Acer buergerianum originated in China, but the work of Japanese horticulturists has led to its renown as a Japanese maple. Atypical of maples, this species tolerates dry conditions. Because it is impervious to pollution, it has been planted in cities. In spring, it bears green leaves, which turn red and orange in autumn. Like Acer buergerianum, Acer griseum originated in China but is known as a Japanese maple. Called the paperback maple, the tree displays orange-brown bark. The species holds its leaves, which turn red in autumn, until late in the season.

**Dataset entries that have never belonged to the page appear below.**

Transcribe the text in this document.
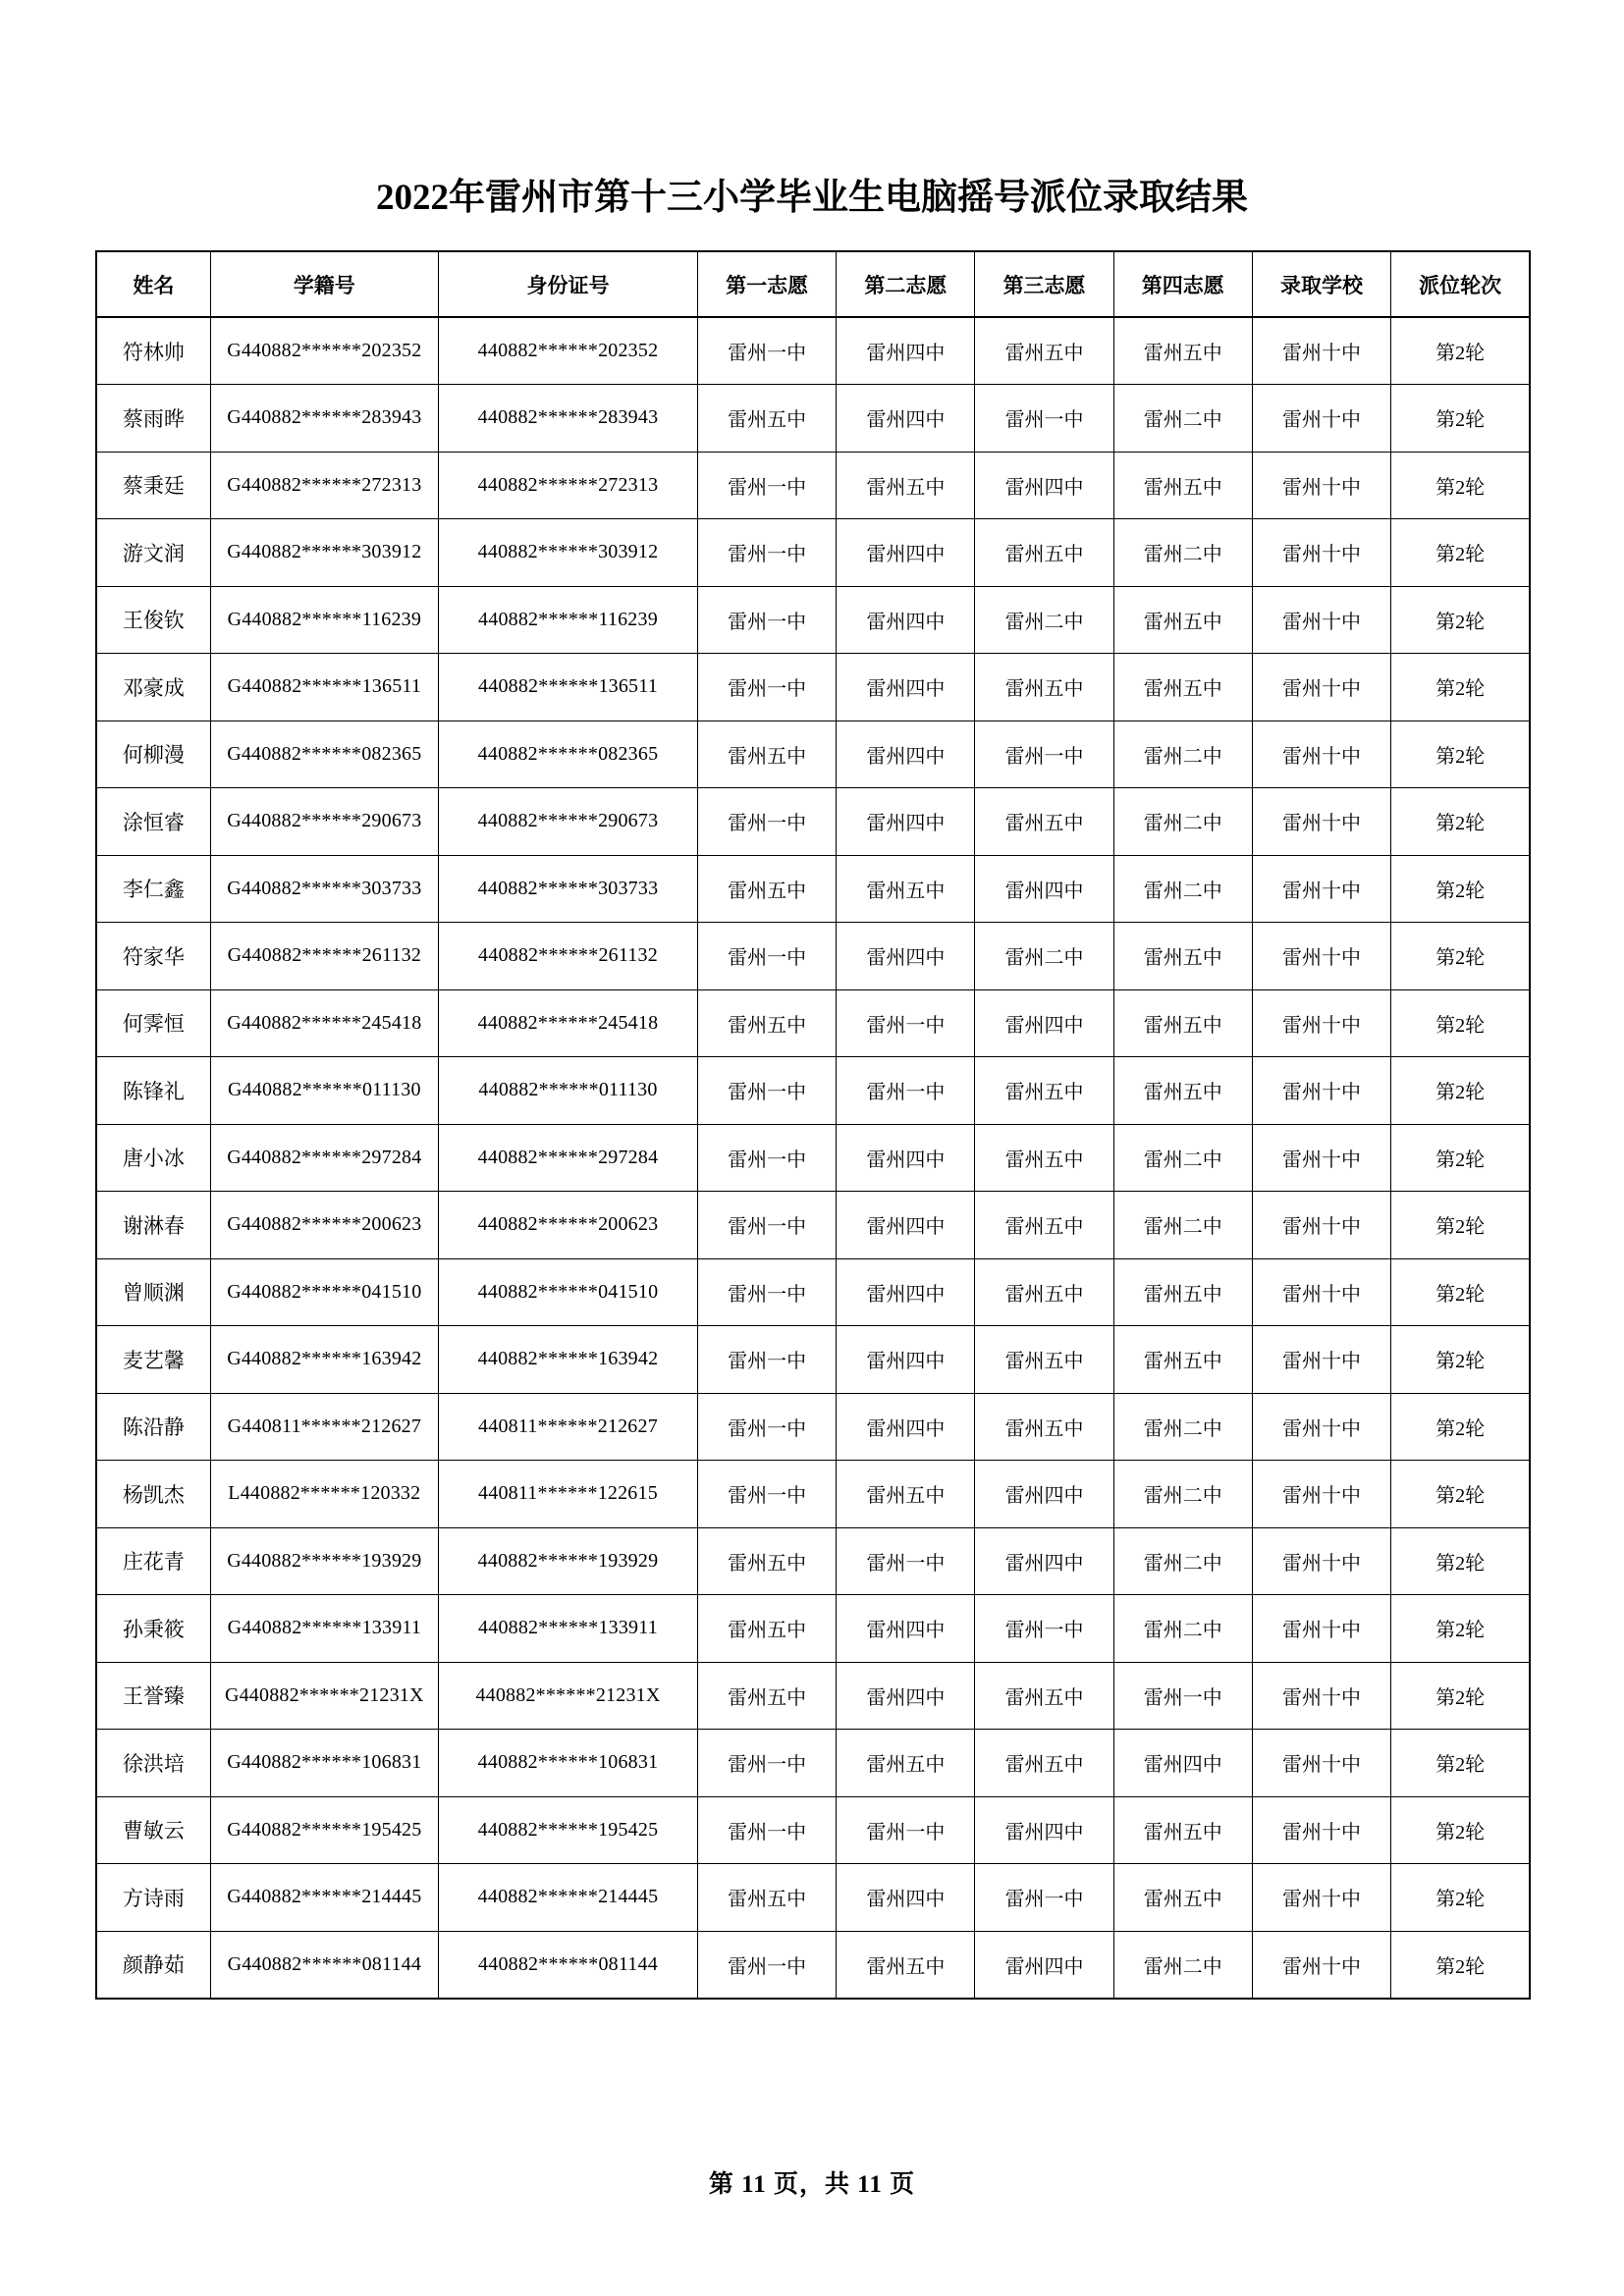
2022年雷州市第十三小学毕业生电脑摇号派位录取结果
姓名	学籍号	身份证号	第一志愿	第二志愿	第三志愿	第四志愿	录取学校	派位轮次
符林帅	G440882******202352	440882******202352	雷州一中	雷州四中	雷州五中	雷州五中	雷州十中	第2轮
蔡雨晔	G440882******283943	440882******283943	雷州五中	雷州四中	雷州一中	雷州二中	雷州十中	第2轮
蔡秉廷	G440882******272313	440882******272313	雷州一中	雷州五中	雷州四中	雷州五中	雷州十中	第2轮
游文润	G440882******303912	440882******303912	雷州一中	雷州四中	雷州五中	雷州二中	雷州十中	第2轮
王俊钦	G440882******116239	440882******116239	雷州一中	雷州四中	雷州二中	雷州五中	雷州十中	第2轮
邓豪成	G440882******136511	440882******136511	雷州一中	雷州四中	雷州五中	雷州五中	雷州十中	第2轮
何柳漫	G440882******082365	440882******082365	雷州五中	雷州四中	雷州一中	雷州二中	雷州十中	第2轮
涂恒睿	G440882******290673	440882******290673	雷州一中	雷州四中	雷州五中	雷州二中	雷州十中	第2轮
李仁鑫	G440882******303733	440882******303733	雷州五中	雷州五中	雷州四中	雷州二中	雷州十中	第2轮
符家华	G440882******261132	440882******261132	雷州一中	雷州四中	雷州二中	雷州五中	雷州十中	第2轮
何霁恒	G440882******245418	440882******245418	雷州五中	雷州一中	雷州四中	雷州五中	雷州十中	第2轮
陈锋礼	G440882******011130	440882******011130	雷州一中	雷州一中	雷州五中	雷州五中	雷州十中	第2轮
唐小冰	G440882******297284	440882******297284	雷州一中	雷州四中	雷州五中	雷州二中	雷州十中	第2轮
谢淋春	G440882******200623	440882******200623	雷州一中	雷州四中	雷州五中	雷州二中	雷州十中	第2轮
曾顺渊	G440882******041510	440882******041510	雷州一中	雷州四中	雷州五中	雷州五中	雷州十中	第2轮
麦艺馨	G440882******163942	440882******163942	雷州一中	雷州四中	雷州五中	雷州五中	雷州十中	第2轮
陈沿静	G440811******212627	440811******212627	雷州一中	雷州四中	雷州五中	雷州二中	雷州十中	第2轮
杨凯杰	L440882******120332	440811******122615	雷州一中	雷州五中	雷州四中	雷州二中	雷州十中	第2轮
庄花青	G440882******193929	440882******193929	雷州五中	雷州一中	雷州四中	雷州二中	雷州十中	第2轮
孙秉筱	G440882******133911	440882******133911	雷州五中	雷州四中	雷州一中	雷州二中	雷州十中	第2轮
王誉臻	G440882******21231X	440882******21231X	雷州五中	雷州四中	雷州五中	雷州一中	雷州十中	第2轮
徐洪培	G440882******106831	440882******106831	雷州一中	雷州五中	雷州五中	雷州四中	雷州十中	第2轮
曹敏云	G440882******195425	440882******195425	雷州一中	雷州一中	雷州四中	雷州五中	雷州十中	第2轮
方诗雨	G440882******214445	440882******214445	雷州五中	雷州四中	雷州一中	雷州五中	雷州十中	第2轮
颜静茹	G440882******081144	440882******081144	雷州一中	雷州五中	雷州四中	雷州二中	雷州十中	第2轮
第 11 页，共 11 页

Acer japonicum, known as the full-moon maple, grows to 30 feet. Its purple-red flowers attract admirers. The Asconitifolium variety of this species has leaves that resemble the fronds of a fern. It yields red flowers, and its green leaves turn red, yellow, crimson, and orange in autumn. The variety Vitifolium derives its name for the resemblance of its leaves to grape leaves. Its green leaves turn golden, scarlet, and crimson in fall.
Acer ciriatum—the vine maple of North America—resembles Acer japonicum except that the American maple has sticky leaves. One authority characterizes the color of its flowers as “wine and white.” The name vine maple derives from the species’ way of surviving in shade. When overshadowed by a large conifer in the forest, the vine maple winds its way up the conifer to sunlight. A small tree Acer ciriatum grows to 15 feet. The dwarf of this species, Little Gem, grows to only 3 feet. Because of its smallness, Little Gem may be grown in a container.
Barrett, Rosemary. Maples. Auckland, New Zealand: Firefly Books, 2004.
Harris, James. The Gardener’s Guide to Growing Maples. Portland, OR: Timber Press, 2000.
van Gelderen, D. M., P. C. de Jong, and H. J. Oterdoom. Maples of the World. Portland, OR: Timber Press, 1994.